Challenge: give an O(n^3) algorithm. [Yes, I know how to do it.]

Challenge: Can you do o(n^3)? [No clue.]

Challenge: give an O(n^3) algorithm. [Yes, I know how to do it.]We could use the same trick that transforms O(n^3) into O(n^2) in the optimal binary search tree algorithm.

For each triple x1, x2, h remember the optimal x3 in o[x1][x2][h]. In order to find x3 it is sufficient to iterate from o[x1][pred(x2)][h] to o[succ(x1)][x2][h].

@u1ik: This was also my first approach to the problem. But I couldn't see any obvious reason why this property holds. When you think about it, it's possible that adding a point to the right might reconfigure the optimal solution in quite drastic, non-local ways...
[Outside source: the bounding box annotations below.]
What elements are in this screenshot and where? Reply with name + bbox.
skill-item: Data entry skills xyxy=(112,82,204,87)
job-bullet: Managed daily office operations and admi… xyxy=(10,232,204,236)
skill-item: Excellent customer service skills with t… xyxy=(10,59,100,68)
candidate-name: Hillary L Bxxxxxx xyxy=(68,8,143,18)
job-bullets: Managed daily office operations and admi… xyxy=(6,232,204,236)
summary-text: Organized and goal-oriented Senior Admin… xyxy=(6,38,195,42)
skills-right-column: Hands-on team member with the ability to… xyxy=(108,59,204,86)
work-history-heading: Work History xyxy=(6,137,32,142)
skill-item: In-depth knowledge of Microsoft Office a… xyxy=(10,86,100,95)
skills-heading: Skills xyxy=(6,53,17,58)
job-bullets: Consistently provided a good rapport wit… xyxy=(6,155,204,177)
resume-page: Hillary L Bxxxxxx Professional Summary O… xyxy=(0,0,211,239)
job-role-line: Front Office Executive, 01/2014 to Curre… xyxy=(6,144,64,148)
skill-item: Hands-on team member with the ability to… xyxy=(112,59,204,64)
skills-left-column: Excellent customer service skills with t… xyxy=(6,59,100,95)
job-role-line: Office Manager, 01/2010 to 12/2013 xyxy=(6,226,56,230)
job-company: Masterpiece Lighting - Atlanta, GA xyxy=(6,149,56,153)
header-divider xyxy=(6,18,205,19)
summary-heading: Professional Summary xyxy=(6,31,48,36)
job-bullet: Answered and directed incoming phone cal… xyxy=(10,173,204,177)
My O(n^3) is clean and "obviously works."

O(n^3).

First compute b[h1][h2] the minimal number of *non-overlapping* buildings needed to cover every point at height between h1 and h2 (greedy alg O(n)).

Then compute a[h1][h2] the minimal number of buildings needed to cover all points from h1 to h2 in O(n^3) using b[h1][h2].

My previous claim of O(n^3) with b[h1][h2] and a[h1][h2] is bogus.

The optimal solution either (1) splits into two independent subproblems by x coordinate, or (2) uses a single rectangle to cover the first and the last (by x coordinate) points. This seems to give about n^2 subproblems and n choices for each. (The key observation is the one about nesting parentheses.)

Anon, the state space is n^3, since you also need to remember the height that was last cut.

I have been giving this problem occassional thought, but am nowhere near finding an O(n^3). Does your O(n^3) not use any high-powered data structures? Is it based on optimizing using the same state used for the O(n^4)?

I think it might be possible to prove there is some definition of o[x1][x2][h] that is monotone in x2 using the fact dp[x1][x2][h] is monotone in x2:

d[x1][x2+1][h]=dp[x1][x2][h], in which case o[x1][x2+1][h] also gives an optimal solution to [x1][x2][h] by monotonicity.

Otherwise, dp[x1][x2+1][h]=dp[x1][x2][h]+1, o[x1][x2][h] would also be optimal for [x1][x2+1][h] since a single rectangle can cover the right most point.

This doesn't seem to lead to O(n^3) though since it's not clear at choice of optimal decision points are these. It also doesn't work for the weighted segment cover version. Div conquer techniques might be viable to give O(n^3logn) though.

It might also be possible to view the problem as O(n^2) states of [x1][x2], but it requires another DP on the lowest rectangle covering [x1][x2] and breaking up the points remaining into intervals using another DP. That step seems to bring things back into O(n^4) again though.